The %c placeholder is used to output characters. It can be seen that the byte type and uint8 type produce the same output when their values are the same. By referring to the ASCII table, it can be seen that the ASCII value of the letter 'A' is 65. When we use the integer placeholder %d to output the value, it is also 65.

Therefore, it is evident that byte in Go is equivalent to uint8 in integer types. The same applies to rune, but it represents a different range of integer values.

rune is an alias for int32 and occupies four bytes (32 bits). It is used to represent composite characters, such as emoji characters.

Update the byte.go file with the following code:

package main

import "fmt"

func main() {
    var a rune = '😊' // Smile emoji
    fmt.Printf("Value of a: %c\n", a)

    var b int32 = 9829 // Decimal representation of a Unicode character (Heart symbol)
    fmt.Printf("Value of b: %c\n", b)
    var c rune = 0x1F496 // Hexadecimal representation of a Unicode character (Sparkling heart emoji)
    fmt.Printf("Value of c: %c\n", c)

    var d rune = '\u0041' // Unicode character represented by its code point (Capital letter 'A')
    fmt.Printf("Value of d: %c\n", d)
    var e rune = '\U0001F609' // Unicode character represented by its code point (Winking face emoji)
    fmt.Printf("Value of e: %c\n", e)
}

After running the program, the following output will be displayed:

go run byte.go

Note: Run the program in the Desktop or WebIDE Terminal, but avoid running it in the Terminal Tab located at the top of the LabEx VM.

Value of a: 😊
Value of b: ♥
Value of c: 💖
Value of d: A
Value of e: 😉

Variable a represents the smile emoji '😊'.
Variable b is initialized with the decimal representation of a Unicode character (9829), which corresponds to the heart symbol '♥'.
Variable c is initialized with the hexadecimal representation of a Unicode character (0x1F496), which corresponds to the sparkling heart emoji '💖'.
Variable d represents the capital letter 'A' using the Unicode format \u0041.
Variable e represents the winking face emoji '😉' using the \U format with the code point 0001F609.

Note: In Go, single quotes and double quotes are not the same. Single quotes are used to represent characters, while double quotes are used to declare strings. Therefore, single quotes should be used when declaring byte and rune types, or an error will occur.

Quiz

Now, let's reinforce what we have learned. Create a new file called rune.go and enter the following code. Complete the code so that the hexadecimal number 0x1F648 is assigned to the variable a and the program correctly outputs its value.

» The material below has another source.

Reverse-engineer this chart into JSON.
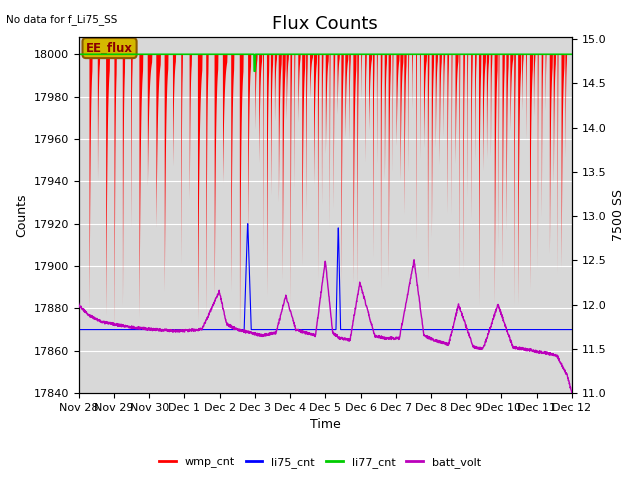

Requirements: The file rune.go should be placed in the ~/project directory.
Hint: For long hexadecimal numbers, a specified format must be used.

package main

import "fmt"

func main() {
    var a rune = 0x1F648
    fmt.Printf("The value of a is: %c\n", a)
}

Summary

Let's recap what we have learned in this section:

ASCII characters occupy one byte and can represent 128 characters.
UTF-8 encoding is a form of the Unicode character set. It is a variable-length encoding, and its byte length varies depending on the character being represented.
The byte data type can be used to represent ASCII characters, while the rune data type can be used to represent Unicode characters.
The byte data type can represent ASCII characters, and the rune data type can represent Unicode characters.

In this section, we first explained ASCII, UTF-8, and Unicode. Then, we explained the relationship between the character data types byte and rune and the integer data types.